Now, let us add a new `outlier`

column and apply the Dixon Q-test function to our data set.

In [7]:

```
import math
csv_cont[0].append('outlier')
for row in csv_cont[1:]: # skips header
nan_removed = [i for i in row[1:] if not math.isnan(i)]
if len(nan_removed) >= 3:
row.append(dixon_test(nan_removed, left=True, right=True, q_dict=Q90))
else:
row.append('NaN')
```

In [8]:

```
print_csv(csv_cont)
```

As we can see in the table above, we have 2 potential outliers in our data set.

Finally, we let us write the results to a new CSV file for future reference:

In [9]:

```
def write_csv(dest, csv_cont):
""" Writes a comma-delimited CSV file. """
with open(dest, 'w') as out_file:
writer = csv.writer(out_file, delimiter=',')
for row in csv_cont:
writer.writerow(row)
write_csv('../../data/dixon_test_out.csv', csv_cont)
```

To get a visual impression of how our data looks like, let us make some simple plots.

In [10]:

```
%matplotlib inline
```

In [12]:

```
import numpy as np
from matplotlib import pyplot as plt
all_means = [np.nanmean(row[1:6]) for row in csv_cont[1:]]
all_stddevs = [np.nanstd(row[1:6]) for row in csv_cont[1:]]
fig = plt.figure(figsize=(8,6))
y_pos = np.arange(len(csv_cont[1:]))
y_pos = [x for x in y_pos]
plt.yticks(y_pos, [row[0] for row in csv_cont[1:]], fontsize=10)
plt.xlabel('measurement x')
t = plt.title('Bar plot with standard deviation')
plt.grid()
plt.barh(y_pos, all_means, xerr=all_stddevs, align='center', alpha=0.4, color='g')
plt.show()
```

A more useful plot in my opinion is Tukey's boxplot^{ 4}. Boxplots are in facts one of my preferred approaches to quickly and visually indicate outliers in a Gaussian data set. However, also boxplots have to be used with real caution and might also not very informative for small sample sizes.

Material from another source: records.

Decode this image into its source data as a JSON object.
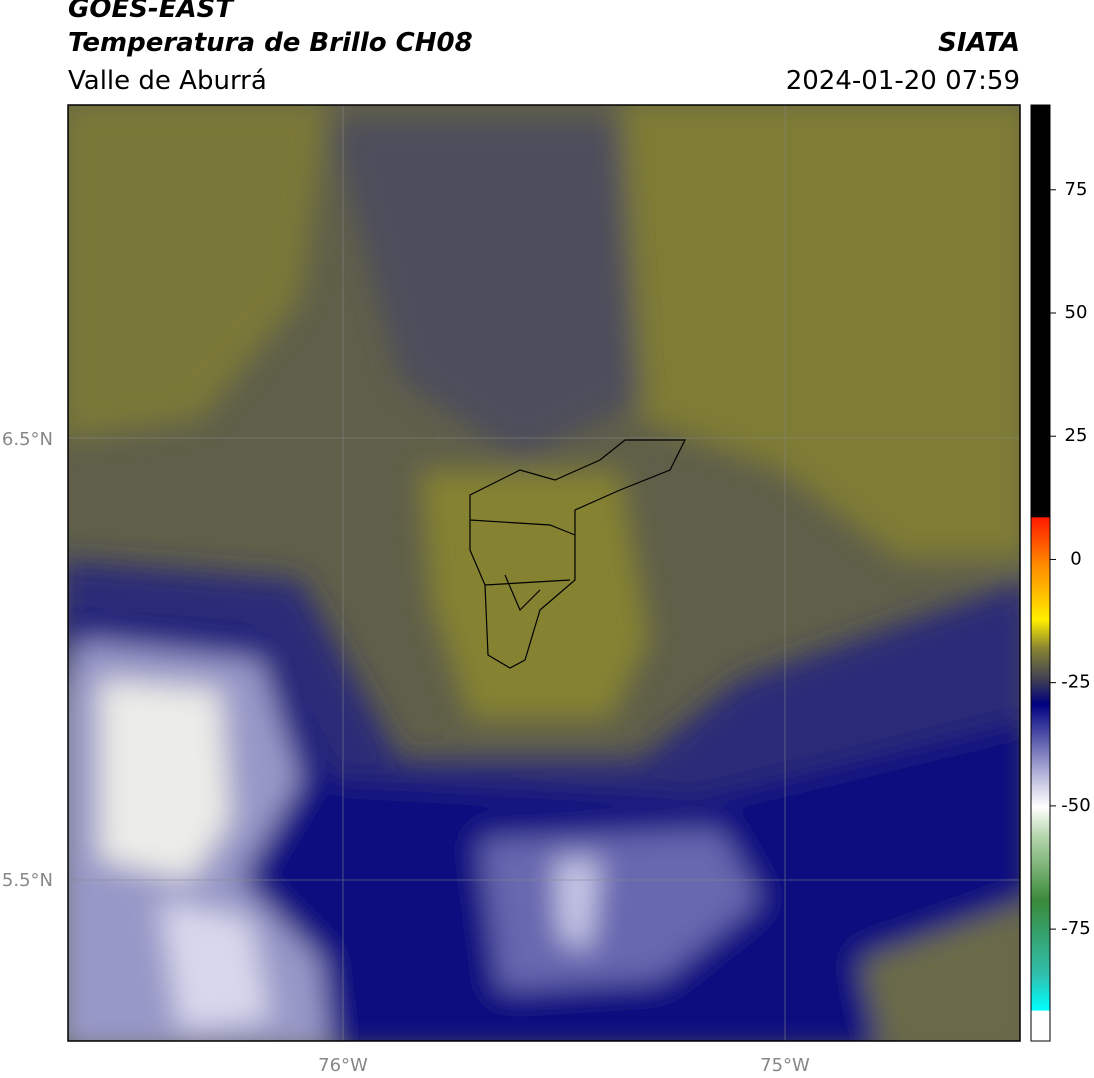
{
  "header": {
    "title": "GOES-EAST",
    "subtitle": "Temperatura de Brillo CH08",
    "region": "Valle de Aburrá",
    "source": "SIATA",
    "timestamp": "2024-01-20 07:59"
  },
  "map": {
    "lat_labels": [
      "6.5°N",
      "5.5°N"
    ],
    "lon_labels": [
      "76°W",
      "75°W"
    ]
  },
  "colorbar": {
    "lim": [
      -97.7,
      92.2
    ],
    "ticks": [
      75,
      50,
      25,
      0,
      -25,
      -50,
      -75
    ]
  }
}
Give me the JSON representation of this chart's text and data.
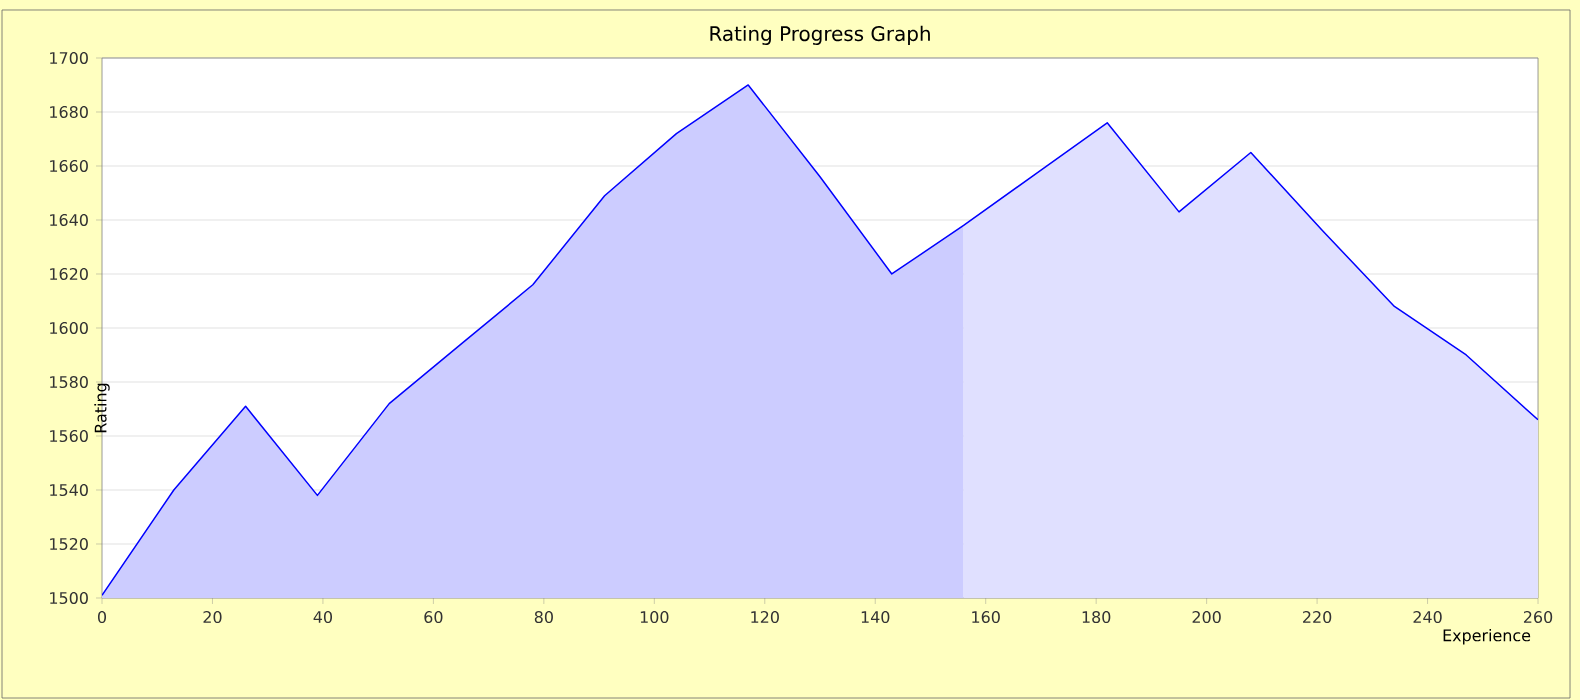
{
  "chart_data": {
    "type": "line",
    "title": "Rating Progress Graph",
    "xlabel": "Experience",
    "ylabel": "Rating",
    "series": [
      {
        "type": "area",
        "color": "#ccccff",
        "x": [
          0,
          13,
          26,
          39,
          52,
          65,
          78,
          91,
          104,
          117,
          130,
          143,
          156
        ],
        "values": [
          1501,
          1540,
          1571,
          1538,
          1572,
          1594,
          1616,
          1649,
          1672,
          1690,
          1656,
          1620,
          1638
        ]
      },
      {
        "type": "area",
        "color": "#e0e0ff",
        "x": [
          156,
          169,
          182,
          195,
          208,
          221,
          234,
          247,
          260
        ],
        "values": [
          1638,
          1657,
          1676,
          1643,
          1665,
          1636,
          1608,
          1590,
          1566
        ]
      },
      {
        "color": "#0000ff",
        "x": [
          0,
          13,
          26,
          39,
          52,
          65,
          78,
          91,
          104,
          117,
          130,
          143,
          156,
          169,
          182,
          195,
          208,
          221,
          234,
          247,
          260
        ],
        "values": [
          1501,
          1540,
          1571,
          1538,
          1572,
          1594,
          1616,
          1649,
          1672,
          1690,
          1656,
          1620,
          1638,
          1657,
          1676,
          1643,
          1665,
          1636,
          1608,
          1590,
          1566
        ]
      }
    ],
    "xlim": [
      0,
      260
    ],
    "ylim": [
      1500,
      1700
    ],
    "xticks": [
      0,
      20,
      40,
      60,
      80,
      100,
      120,
      140,
      160,
      180,
      200,
      220,
      240,
      260
    ],
    "yticks": [
      1500,
      1520,
      1540,
      1560,
      1580,
      1600,
      1620,
      1640,
      1660,
      1680,
      1700
    ],
    "grid": "y"
  }
}
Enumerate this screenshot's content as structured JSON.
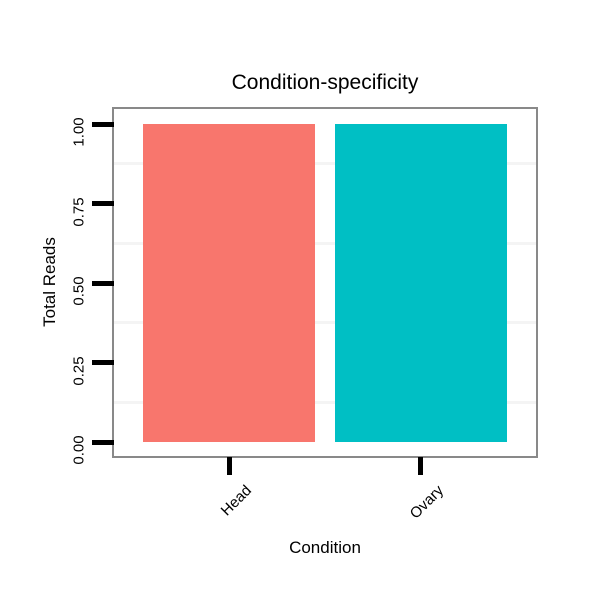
{
  "chart_data": {
    "type": "bar",
    "title": "Condition-specificity",
    "xlabel": "Condition",
    "ylabel": "Total Reads",
    "categories": [
      "Head",
      "Ovary"
    ],
    "values": [
      1.0,
      1.0
    ],
    "bar_colors": [
      "#F8766D",
      "#00BFC4"
    ],
    "ylim": [
      0,
      1
    ],
    "ytick_values": [
      0,
      0.25,
      0.5,
      0.75,
      1.0
    ],
    "ytick_labels": [
      "0.00",
      "0.25",
      "0.50",
      "0.75",
      "1.00"
    ],
    "minor_gridline_values": [
      0.125,
      0.375,
      0.625,
      0.875
    ],
    "y_tick_label_rotation_deg": 90,
    "x_tick_label_rotation_deg": 45,
    "grid": "minor-only",
    "legend": "none",
    "panel_border_color": "#898989",
    "minor_gridline_color": "#F4F4F4",
    "tick_mark_color": "#000000",
    "text_color": "#000000",
    "background_color": "#FFFFFF"
  }
}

^{ 4} Robert McGill, John W. Tukey and Wayne A. Larsen: "The American Statistician"
Vol. 32, No. 1 (Feb., 1978), pp. 12-16

In [13]:

```
csv_nonan = [[x for x in row[1:6] if not math.isnan(x)] for row in csv_cont[1:]]
fig = plt.figure(figsize=(8,6))
plt.boxplot(csv_nonan,0,'rs',0)
plt.yticks([y+1 for y in y_pos], [row[0] for row in csv_cont[1:]])
plt.xlabel('measurement x')
t = plt.title('Box plot')
plt.show()
```

**I really don't want to draw any conclusion about which approach is right or wrong here, since in my opinion, drawing any conclusion from a data set that is based on such a small number of observations simply just doesn't make sense!**

So you may wonder why I wasted your time if you read this article up to this point? Since Dixon's Q-test is still quite popular in certain scientific fields (e.g., chemistry) that it is important to understand its principles in order to draw your own conclusion of the presented research data that you might stumble upon in research articles or scientific talks.